Monday, 2 April 2012

Relaying Dead Man's Curve: Part 1

I picked up some Micro Engineering Code 70 flex track at the Ally Pally show the other week, which means I can now proceed with relaying the problematical reversing loop. Not that I'm using the flex track for the loop, for that I've got some Atlas Code 80 sectional track, but I didn't have any track for the new transition from the loop to the crossings.

Here is the relaid loop. I've used transitional rail joiners to connect the Shinohara turnout to the Atlas set track. I also plan to change the alignment of the first curved spur that is next to the turnout too.

Looking from above everything appears okey-dokey to me.

Eyeballing the join shows something is catching the light. Though the testing by rolling cars threw the joint, even with my most notorious tank cars and longest gondolas, have all proven trouble free so far.

On close examination of the above enlargement I could see that it was the change in the width of the railhead at the joint that was catching the light. I might run a file over it to smooth out the transition. More to come in due course.


  1. Nice track work - I like the looks of fresh track laid out :) I'm in the messy sticky stages of ground goop and glue and flocking and ballast - it seems like a step backwards but I think I'm going to like it in the end. Could you please comment on how you attach your feeder wires?


    Charles Hostetler

  2. I've got the gloopy mess to come, but have handy-dandy ballast spreading widget for spreading ballast to try out, which I hope will make thing easier.

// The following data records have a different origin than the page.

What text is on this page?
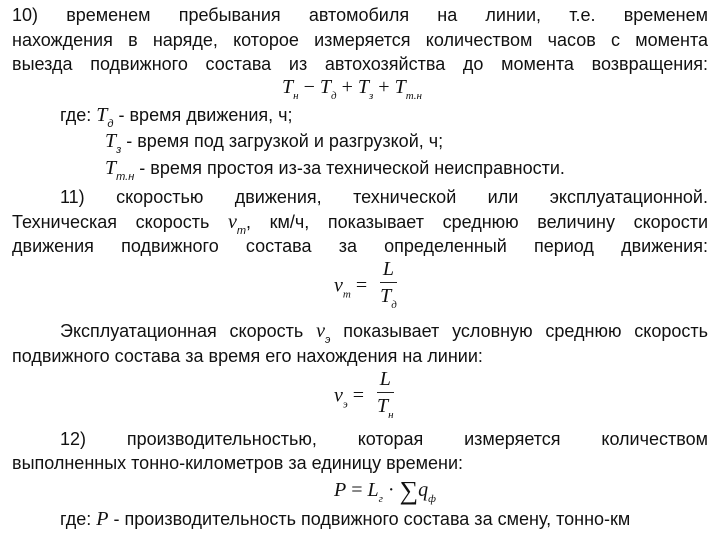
10) временем пребывания автомобиля на линии, т.е. временем
нахождения в наряде, которое измеряется количеством часов с момента
выезда подвижного состава из автохозяйства до момента возвращения:
$T_н - T_д + T_з + T_{т.н}$
где: $T_д$ - время движения, ч;
$T_з$ - время под загрузкой и разгрузкой, ч;
$T_{т.н}$ - время простоя из-за технической неисправности.
11) скоростью движения, технической или эксплуатационной.
Техническая скорость $v_т$, км/ч, показывает среднюю величину скорости
движения подвижного состава за определенный период движения:
$v_т = \frac{L}{T_д}$
Эксплуатационная скорость $v_э$ показывает условную среднюю скорость
подвижного состава за время его нахождения на линии:
$v_э = \frac{L}{T_н}$
12) производительностью, которая измеряется количеством
выполненных тонно-километров за единицу времени:
$P = L_г \cdot \sum q_ф$
где: P - производительность подвижного состава за смену, тонно-км
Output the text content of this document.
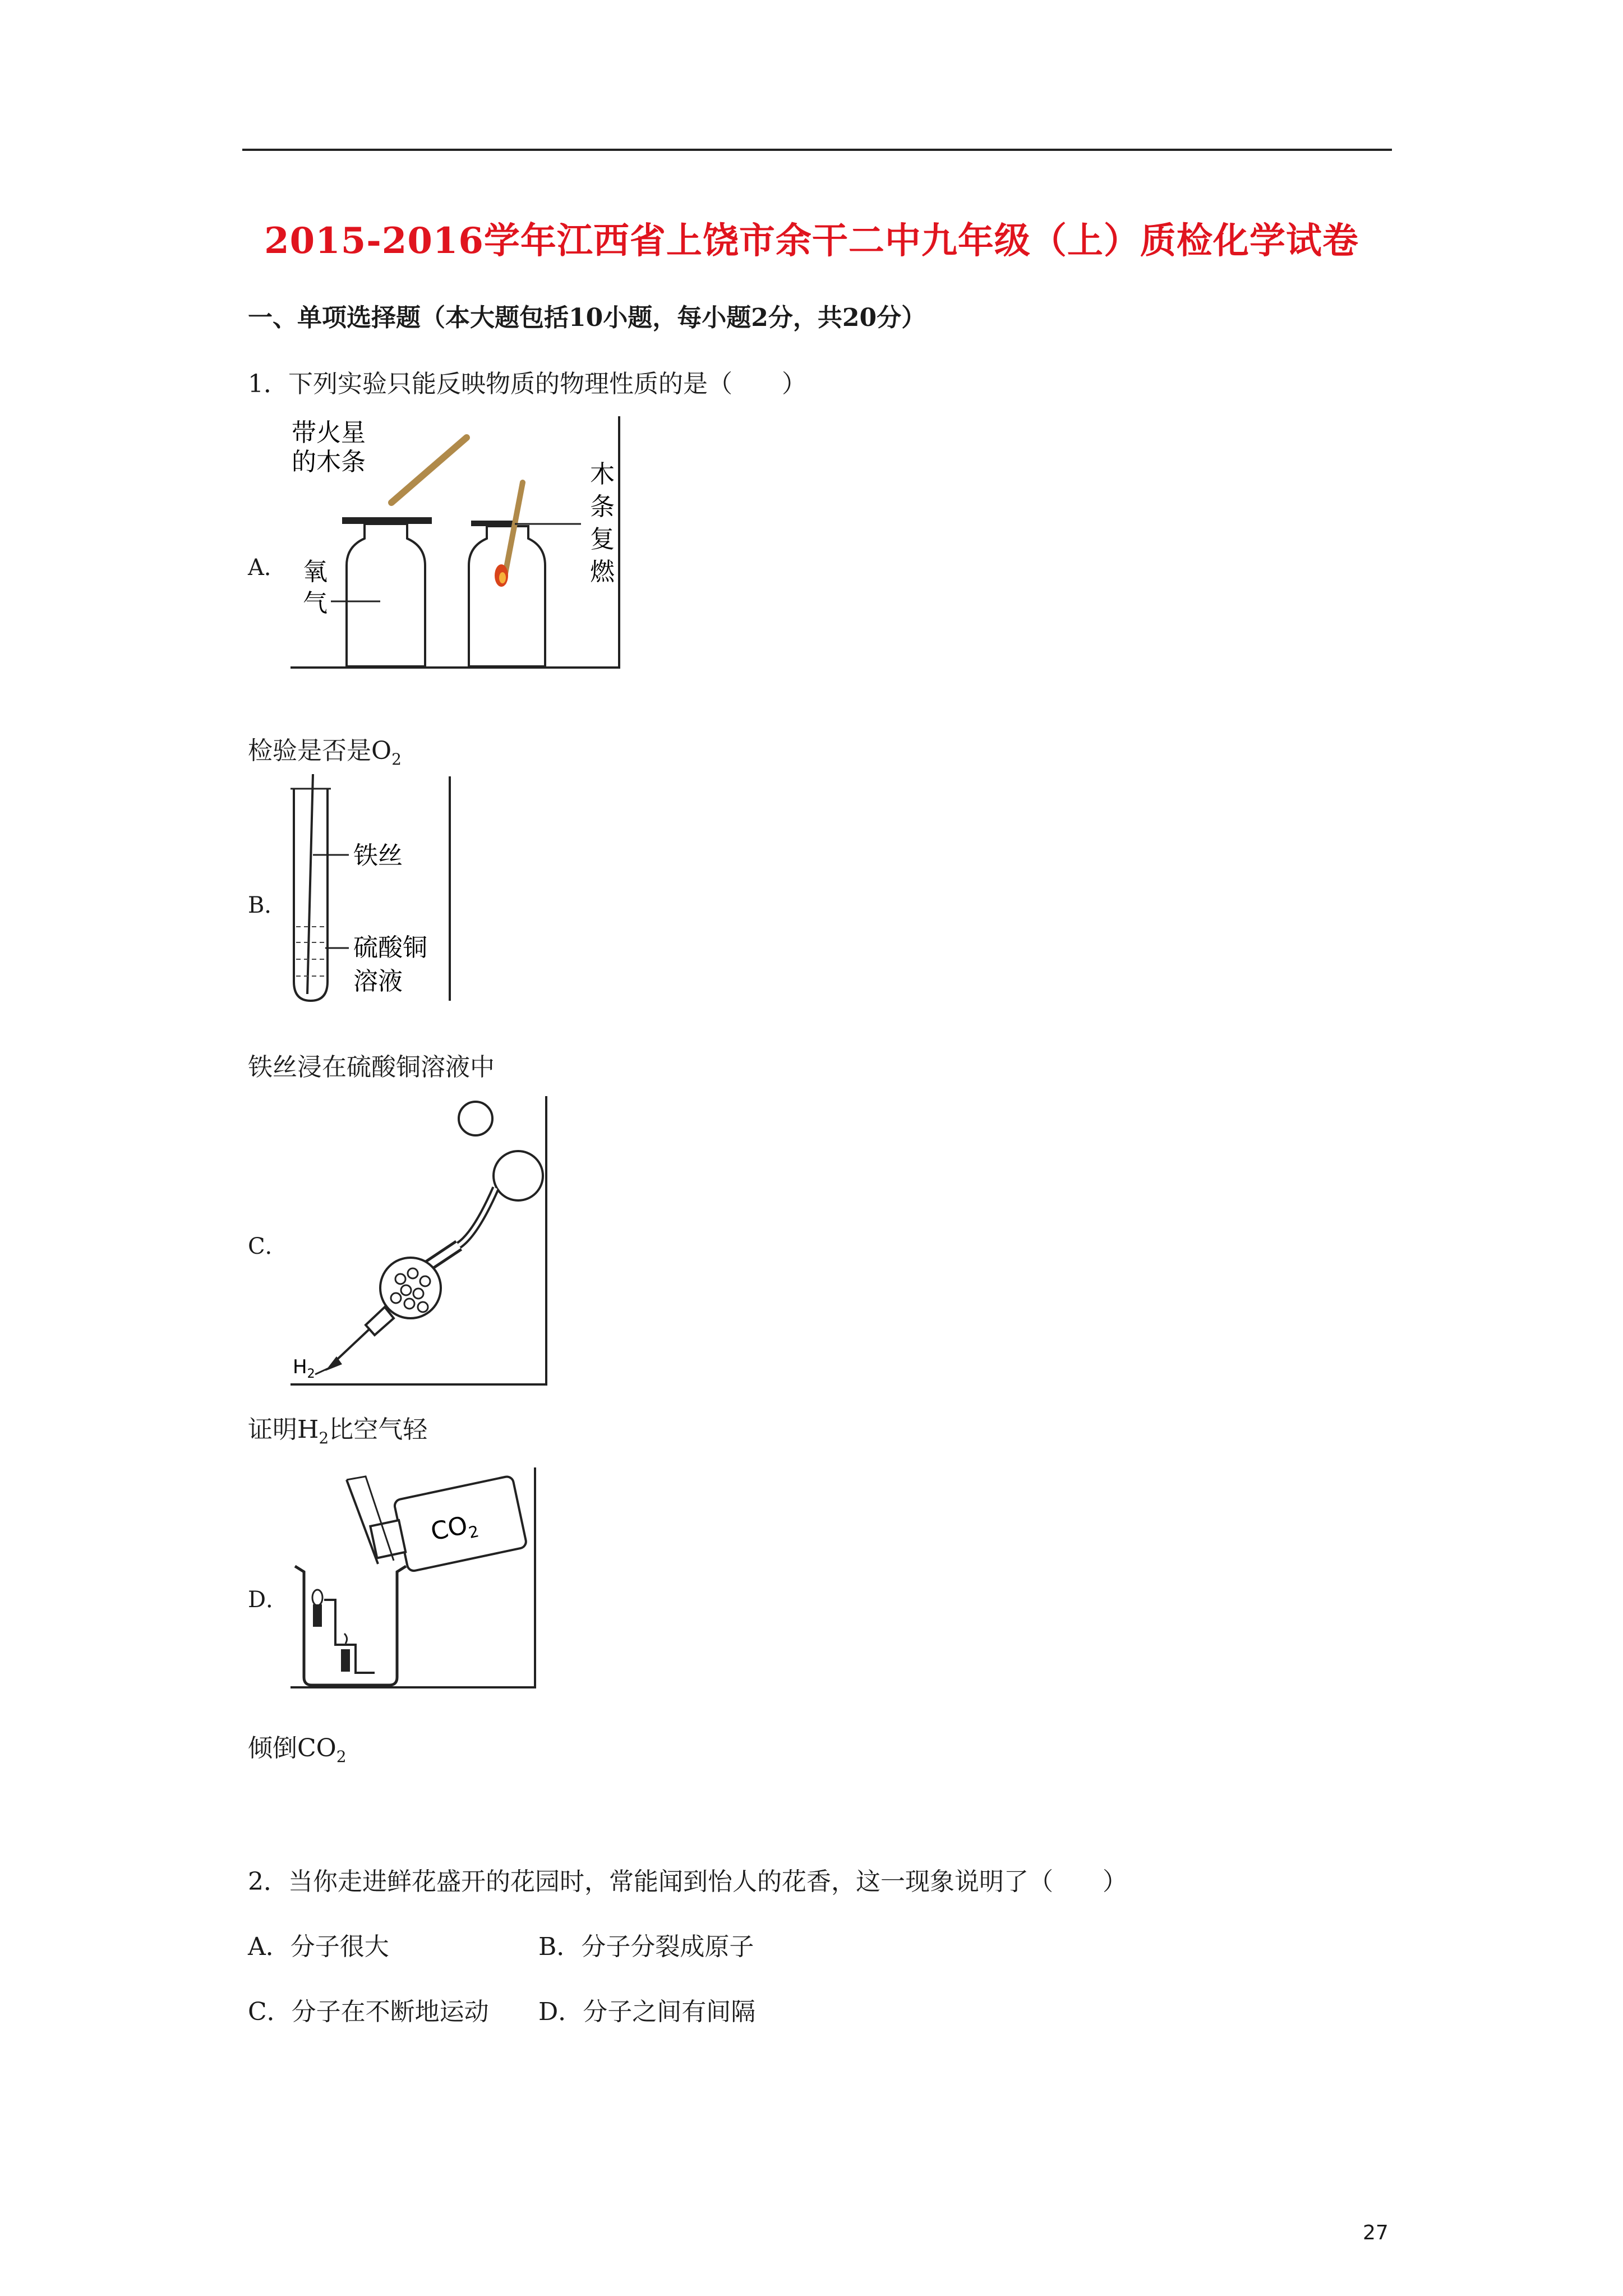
2015-2016学年江西省上饶市余干二中九年级（上）质检化学试卷
一、单项选择题（本大题包括10小题，每小题2分，共20分）
1．下列实验只能反映物质的物理性质的是（　　）
A．
带火星
的木条
氧
气
木
条
复
燃
检验是否是$O_2$
B．
铁丝
硫酸铜
溶液
铁丝浸在硫酸铜溶液中
C．
$H_2$
证明$H_2$比空气轻
D．
$CO_2$
倾倒$CO_2$
2．当你走进鲜花盛开的花园时，常能闻到怡人的花香，这一现象说明了（　　）
A．分子很大	B．分子分裂成原子
C．分子在不断地运动 D．分子之间有间隔
27
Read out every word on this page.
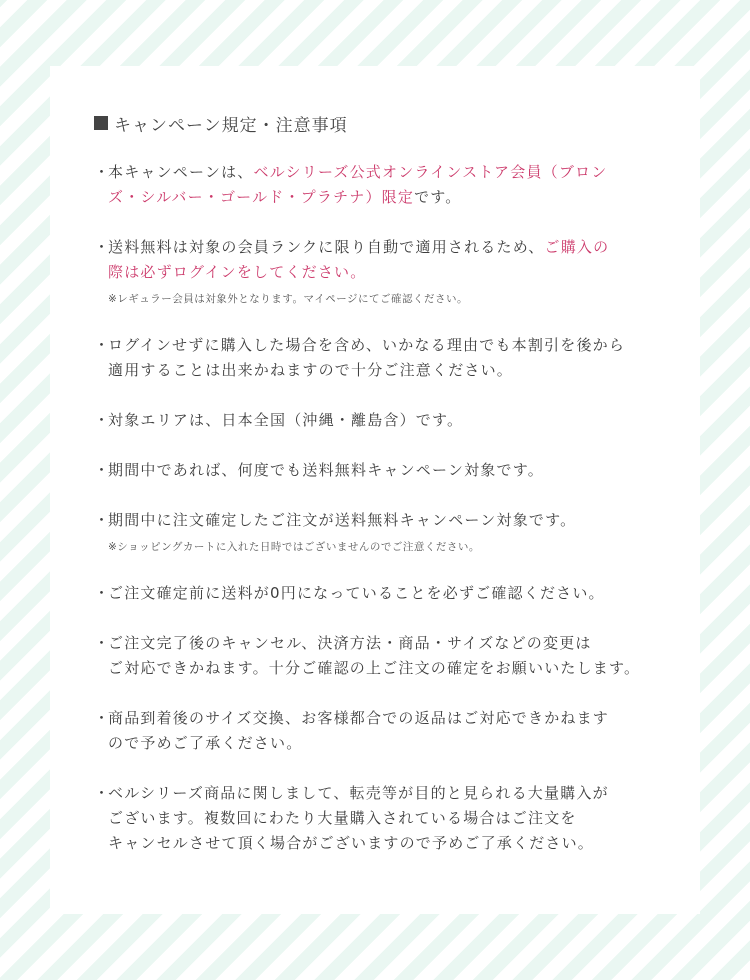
キャンペーン規定・注意事項
・
本キャンペーンは、ベルシリーズ公式オンラインストア会員（ブロン
ズ・シルバー・ゴールド・プラチナ）限定です。
・
送料無料は対象の会員ランクに限り自動で適用されるため、ご購入の
際は必ずログインをしてください。
※レギュラー会員は対象外となります。マイページにてご確認ください。
・
ログインせずに購入した場合を含め、いかなる理由でも本割引を後から
適用することは出来かねますので十分ご注意ください。
・
対象エリアは、日本全国（沖縄・離島含）です。
・
期間中であれば、何度でも送料無料キャンペーン対象です。
・
期間中に注文確定したご注文が送料無料キャンペーン対象です。
※ショッピングカートに入れた日時ではございませんのでご注意ください。
・
ご注文確定前に送料が0円になっていることを必ずご確認ください。
・
ご注文完了後のキャンセル、決済方法・商品・サイズなどの変更は
ご対応できかねます。十分ご確認の上ご注文の確定をお願いいたします。
・
商品到着後のサイズ交換、お客様都合での返品はご対応できかねます
ので予めご了承ください。
・
ベルシリーズ商品に関しまして、転売等が目的と見られる大量購入が
ございます。複数回にわたり大量購入されている場合はご注文を
キャンセルさせて頂く場合がございますので予めご了承ください。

    As for the wiring I solder droppers to the underneath of the rail. I did all my initial wires with the track on the workbench, but in the above case I fed the dropper wires in from the top of the baseboard.

    I had pre-tinned the wire and used a paste flux called Fry PowerFlow Flux, which makes soldering pretty easy. However, it is highly corrosive if not cleaned off, but is water soluble.